In the Farrer Theatre this week, audiences were taken back to the spring of 1692 in Salem, Massachusetts, the stage for this year’s Michaelmas School Play. 'The Crucible' by Arthur Miller, directed by Marco Liviero, was written as a powerful allegory for McCarthyism in 1950s America. It is a thrilling journey, where neighbour turns on neighbour, and no one is safe.

The play starts with Reverend Parris (Ollie Taylor, JMG) interrogating his niece Abigail Williams (Lorenzo Harvey Allchurch, HWTA) on what exactly she and her friends were doing in the forest at the dead of night. As rumours of witchcraft swirl about, Reverend Hale (Robbie Owen, Coll) is called from a neighbouring town to get to the truth. As Abigail and her friends, Betty Parris, Susanna Walcott, Mercy Lewis, and Mary Warren (Theo Peters, SPH, Andrew Appel, SPH, Carlo Guerrini-Maraldi, JCAJ, and Zac Mee, JRBS) fool the town into thinking witches are about, they accuse the men and women of Salem in the court formed by Judge Hathorne and Deputy Governor Thomas Danforth (Adrien Rolet, DWG, and Will Leckie, JD) and condemn them to hang. When John Proctor’s (Michael Olatunji, PAH) wife Elizabeth (Calum Baker, JMG) is accused, and his previous affair with Abigail is on the verge of coming out to the rest of the town, he takes it upon himself to try and dispel the mass hysteria that has entrapped Salem.

Michael Olatunji’s portrayal of John Proctor was a truly layered performance, from tender moments with his wife, to tensions running high in the courthouse.

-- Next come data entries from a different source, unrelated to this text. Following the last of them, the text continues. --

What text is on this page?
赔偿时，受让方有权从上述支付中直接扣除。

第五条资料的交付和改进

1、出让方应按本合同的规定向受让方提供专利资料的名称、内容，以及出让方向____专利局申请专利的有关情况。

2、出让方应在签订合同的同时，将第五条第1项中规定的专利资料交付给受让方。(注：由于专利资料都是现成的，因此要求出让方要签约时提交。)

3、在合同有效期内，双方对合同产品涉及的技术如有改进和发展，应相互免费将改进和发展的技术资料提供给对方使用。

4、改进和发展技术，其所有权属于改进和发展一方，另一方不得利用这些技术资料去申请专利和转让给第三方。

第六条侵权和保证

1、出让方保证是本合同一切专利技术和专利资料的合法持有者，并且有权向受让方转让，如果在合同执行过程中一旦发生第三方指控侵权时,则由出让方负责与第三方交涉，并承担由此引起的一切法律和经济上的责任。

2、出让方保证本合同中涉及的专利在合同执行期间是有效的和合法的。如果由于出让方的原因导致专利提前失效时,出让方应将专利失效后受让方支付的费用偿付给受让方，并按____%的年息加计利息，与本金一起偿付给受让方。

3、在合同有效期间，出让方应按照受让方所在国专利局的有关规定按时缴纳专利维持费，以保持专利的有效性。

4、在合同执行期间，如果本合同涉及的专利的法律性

He expressively conveyed the difficulty of Proctor’s situation and the courage to reconcile and try and do the right thing. Calum Baker’s Elizabeth Proctor was a passionate performance showing the hardships she overcame in forgiving her husband and at the end declaring that he was a good man. Lorenzo Harvey Allchurch gave a provocative portrayal of Abigail Williams, captivatingly showing her manipulative side as she wrapped the town around her finger and Zac Mee’s Mary Warren was intense showing her inner conflict as she came clean and told the court of her lies, only to be accused herself as her friends turned on her and acted as if she was bewitching them. And as the events unfolded, Deputy Governor Danforth’s iron justice, strikingly portrayed by Will Leckie, showed us that no matter the details, it all comes down to whether you are innocent, or guilty.

Of course, credit must be given to Dr Liviero, whose expertise resulted in an electrifying production, to the Farrer Theatre crew for designing such a breath-taking set, creative lighting design and a sound design that enhanced the play’s most dramatic moments, and most of all to the entire cast, who together produced a truly captivating and emotive show.